He added: "Clearly, the banks have encouraged customers to use their online facilities and, of course, why not, but not when it leads to reduced face-to-face contact. I guess it's the modern world and I need to be more accepting but I am disappointed."

As well as traditonal banking facilities, the move leaves Wotton, with a population of just under 7,000 at the last census, with no street-access cashpoint. One dispenser will remain, along with a Post Office, embedded within the town's Co-Op store.

Ken Tucker, Stroud District Councillor for Wotton said: "They claim they are simply responding to the way their customers use branches... they suggest using a Post Office for your everyday banking. Lloyds says it will publish and overview of the feedback they have received as part of its Closing Branch Review Part Two."

Formerly The Vine coaching house, the building was taken over by Lloyds in 1897, Lloyds having arrived in Wotton in 1863, when it occupied the premises, opposite, that are now a book shop). The bank's address is currently owned by Kent-based businessman Martin Mitchell, with rental and management run by USA investment managers CBRE.

The building's handsome cut-stone classic facade is a signature of architectural design seen as typical for the Lloyds banking group, such architecture, says Liberty Street Economics, being "not merely about aesthetics... banks are designed to convey strength, stability, and security to would-be depositors".

The local community has reacted with dismay and anger.

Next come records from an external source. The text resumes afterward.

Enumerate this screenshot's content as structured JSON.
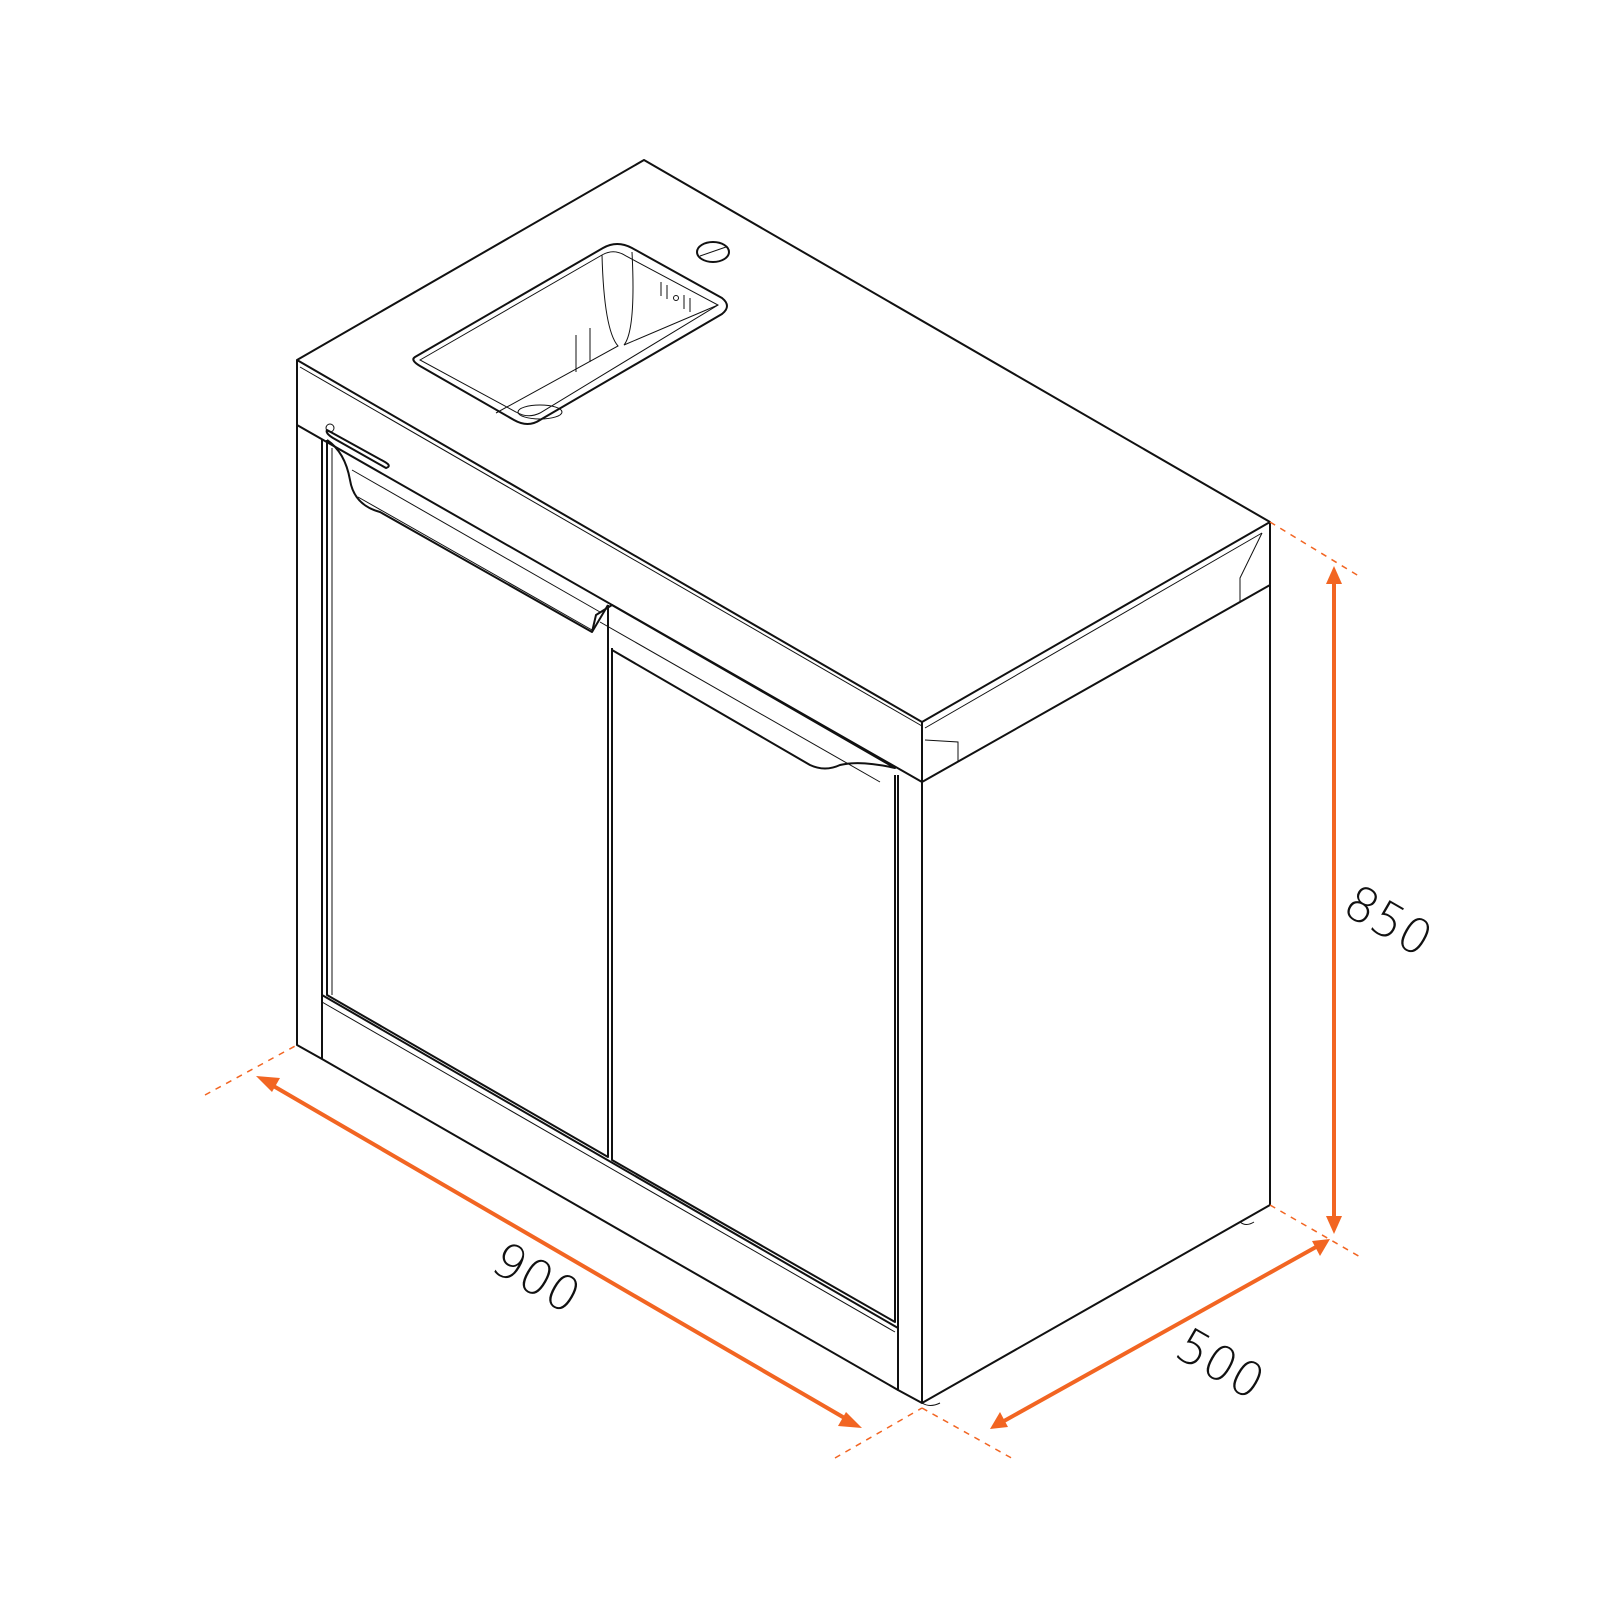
{
  "dimensions": {
    "width": "900",
    "depth": "500",
    "height": "850"
  },
  "colors": {
    "dimension": "#f26522",
    "line": "#111111"
  }
}
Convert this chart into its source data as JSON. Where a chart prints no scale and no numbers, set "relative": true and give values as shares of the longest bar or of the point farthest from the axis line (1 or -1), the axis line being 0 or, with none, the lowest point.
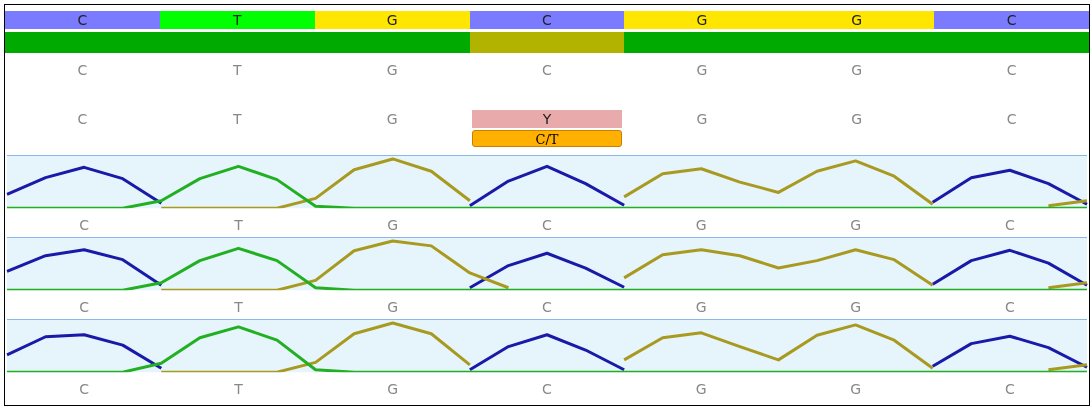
{
  "chart_data": [
    {
      "type": "other",
      "categories": [
        "C",
        "T",
        "G",
        "C",
        "G",
        "G",
        "C"
      ],
      "colors": [
        "#7b7bff",
        "#00ff00",
        "#ffe600",
        "#7b7bff",
        "#ffe600",
        "#ffe600",
        "#7b7bff"
      ],
      "cell_labels": [
        [
          "C",
          "T",
          "G",
          "C",
          "G",
          "G",
          "C"
        ],
        [
          "C",
          "T",
          "G",
          "Y",
          "G",
          "G",
          "C"
        ]
      ],
      "annotations": [
        {
          "text": "C/T",
          "x": "Y"
        }
      ]
    },
    {
      "type": "line",
      "relative": true,
      "marker": "none",
      "categories": [
        null,
        null,
        "C",
        null,
        null,
        null,
        "T",
        null,
        null,
        null,
        "G",
        null,
        null,
        null,
        "C",
        null,
        null,
        null,
        "G",
        null,
        null,
        null,
        "G",
        null,
        null,
        null,
        "C",
        null,
        null
      ],
      "series": [
        {
          "color": "#22b022",
          "values": [
            0,
            0,
            0,
            0,
            0.15,
            0.6,
            0.85,
            0.58,
            0.04,
            0,
            0,
            0,
            0,
            0,
            0,
            0,
            0,
            0,
            0,
            0,
            0,
            0,
            0,
            0,
            0,
            0,
            0,
            0,
            0
          ]
        },
        {
          "color": "#a89a20",
          "values": [
            null,
            null,
            null,
            null,
            0,
            0,
            0,
            0,
            0.2,
            0.78,
            1,
            0.75,
            0.15,
            null,
            null,
            null,
            0.23,
            0.7,
            0.8,
            0.53,
            0.32,
            0.75,
            0.96,
            0.65,
            0.08,
            null,
            null,
            0.05,
            0.15
          ]
        },
        {
          "color": "#1a1aa8",
          "values": [
            0.28,
            0.62,
            0.83,
            0.6,
            0.1,
            null,
            null,
            null,
            null,
            null,
            null,
            null,
            0.05,
            0.55,
            0.85,
            0.5,
            0.06,
            null,
            null,
            null,
            null,
            null,
            null,
            null,
            0.12,
            0.62,
            0.77,
            0.5,
            0.08
          ]
        }
      ]
    },
    {
      "type": "line",
      "relative": true,
      "marker": "none",
      "categories": [
        null,
        null,
        "C",
        null,
        null,
        null,
        "T",
        null,
        null,
        null,
        "G",
        null,
        null,
        null,
        "C",
        null,
        null,
        null,
        "G",
        null,
        null,
        null,
        "G",
        null,
        null,
        null,
        "C",
        null,
        null
      ],
      "series": [
        {
          "color": "#22b022",
          "values": [
            0,
            0,
            0,
            0,
            0.15,
            0.6,
            0.85,
            0.6,
            0.05,
            0,
            0,
            0,
            0,
            0,
            0,
            0,
            0,
            0,
            0,
            0,
            0,
            0,
            0,
            0,
            0,
            0,
            0,
            0,
            0
          ]
        },
        {
          "color": "#a89a20",
          "values": [
            null,
            null,
            null,
            null,
            0,
            0,
            0,
            0,
            0.2,
            0.8,
            1,
            0.9,
            0.35,
            0.05,
            null,
            null,
            0.25,
            0.72,
            0.82,
            0.7,
            0.45,
            0.6,
            0.82,
            0.62,
            0.1,
            null,
            null,
            0.05,
            0.15
          ]
        },
        {
          "color": "#1a1aa8",
          "values": [
            0.38,
            0.7,
            0.82,
            0.62,
            0.1,
            null,
            null,
            null,
            null,
            null,
            null,
            null,
            0.05,
            0.5,
            0.75,
            0.45,
            0.06,
            null,
            null,
            null,
            null,
            null,
            null,
            null,
            0.12,
            0.6,
            0.81,
            0.55,
            0.1
          ]
        }
      ]
    },
    {
      "type": "line",
      "relative": true,
      "marker": "none",
      "categories": [
        null,
        null,
        "C",
        null,
        null,
        null,
        "T",
        null,
        null,
        null,
        "G",
        null,
        null,
        null,
        "C",
        null,
        null,
        null,
        "G",
        null,
        null,
        null,
        "G",
        null,
        null,
        null,
        "C",
        null,
        null
      ],
      "series": [
        {
          "color": "#22b022",
          "values": [
            0,
            0,
            0,
            0,
            0.18,
            0.7,
            0.92,
            0.65,
            0.05,
            0,
            0,
            0,
            0,
            0,
            0,
            0,
            0,
            0,
            0,
            0,
            0,
            0,
            0,
            0,
            0,
            0,
            0,
            0,
            0
          ]
        },
        {
          "color": "#a89a20",
          "values": [
            null,
            null,
            null,
            null,
            0,
            0,
            0,
            0,
            0.2,
            0.78,
            1,
            0.78,
            0.15,
            null,
            null,
            null,
            0.25,
            0.7,
            0.8,
            0.52,
            0.25,
            0.75,
            0.96,
            0.65,
            0.08,
            null,
            null,
            0.05,
            0.15
          ]
        },
        {
          "color": "#1a1aa8",
          "values": [
            0.35,
            0.72,
            0.76,
            0.55,
            0.08,
            null,
            null,
            null,
            null,
            null,
            null,
            null,
            0.05,
            0.52,
            0.76,
            0.45,
            0.05,
            null,
            null,
            null,
            null,
            null,
            null,
            null,
            0.12,
            0.58,
            0.73,
            0.5,
            0.1
          ]
        }
      ]
    }
  ]
}
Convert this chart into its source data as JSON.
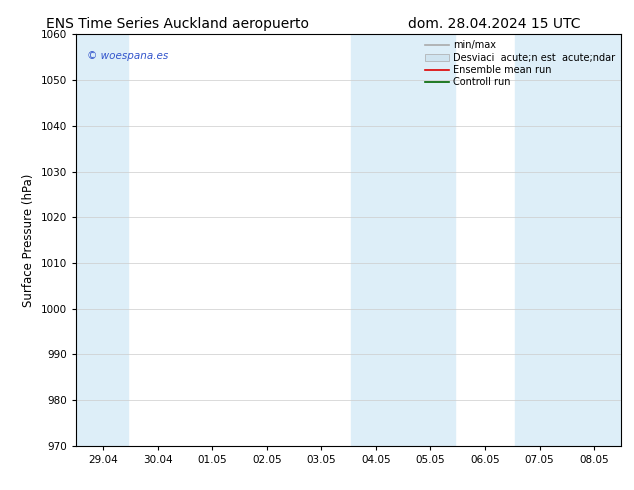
{
  "title_left": "ENS Time Series Auckland aeropuerto",
  "title_right": "dom. 28.04.2024 15 UTC",
  "ylabel": "Surface Pressure (hPa)",
  "ylim": [
    970,
    1060
  ],
  "yticks": [
    970,
    980,
    990,
    1000,
    1010,
    1020,
    1030,
    1040,
    1050,
    1060
  ],
  "xtick_labels": [
    "29.04",
    "30.04",
    "01.05",
    "02.05",
    "03.05",
    "04.05",
    "05.05",
    "06.05",
    "07.05",
    "08.05"
  ],
  "watermark": "© woespana.es",
  "watermark_color": "#3355cc",
  "band_color": "#ddeef8",
  "bg_color": "#ffffff",
  "axes_bg": "#ffffff",
  "grid_color": "#cccccc",
  "title_fontsize": 10,
  "tick_fontsize": 7.5,
  "ylabel_fontsize": 8.5,
  "legend_fontsize": 7
}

Said resident Debbie Wardle: "The cashpoint going is the worst problem for most. Hopefully Tesco or the Co-Op will pick up the opportunity for a 24/7 access cashpoint."

Martin Clarke, of the town's Under the Edge Arts centre, added: "To have no bank having had four at one time is terrible news – if the majors had pooled their counters into one building it would have pulled more customers into Wotton."

Another resident was furious, having recently changed to Lloyds on the explicit understanding the branch was staying put.

However, any shockwave that retailers in the town will face cash-deposit headaches could be over-anticipated. According to Mike Smylie, who runs the next-door Fish Out of Water gallery and sustainable gift shop and immediately adjoins the bank, cash has all but disappeared as an entity in day-to-day trade.

Mike said: "What concerns me more is whether liaison with the owners and their operators gets worse: as well as flooding from a gutter that's missing from the old stables for coaching horses, we have been struggling to remedy a wall they own that tumbled down at the back of our properties for a very long time. You'd think it might be a security concern, but I guess there's no cash in the bank!"

As part of a raft of 80 closures across the UK, Lloyds' Wotton branch will see its last day of trading on August 23rd.

Punchline says: "We're hardly surprised as this creeping shrinkage of high-street banking and we can all blame ourselves to some extent. But it's a disincentive to business for startups and SMEs to lose an easy point of face-to-face contact. For those who claim banking is increasingly inhuman, Lloyds just wrote a blank cheque.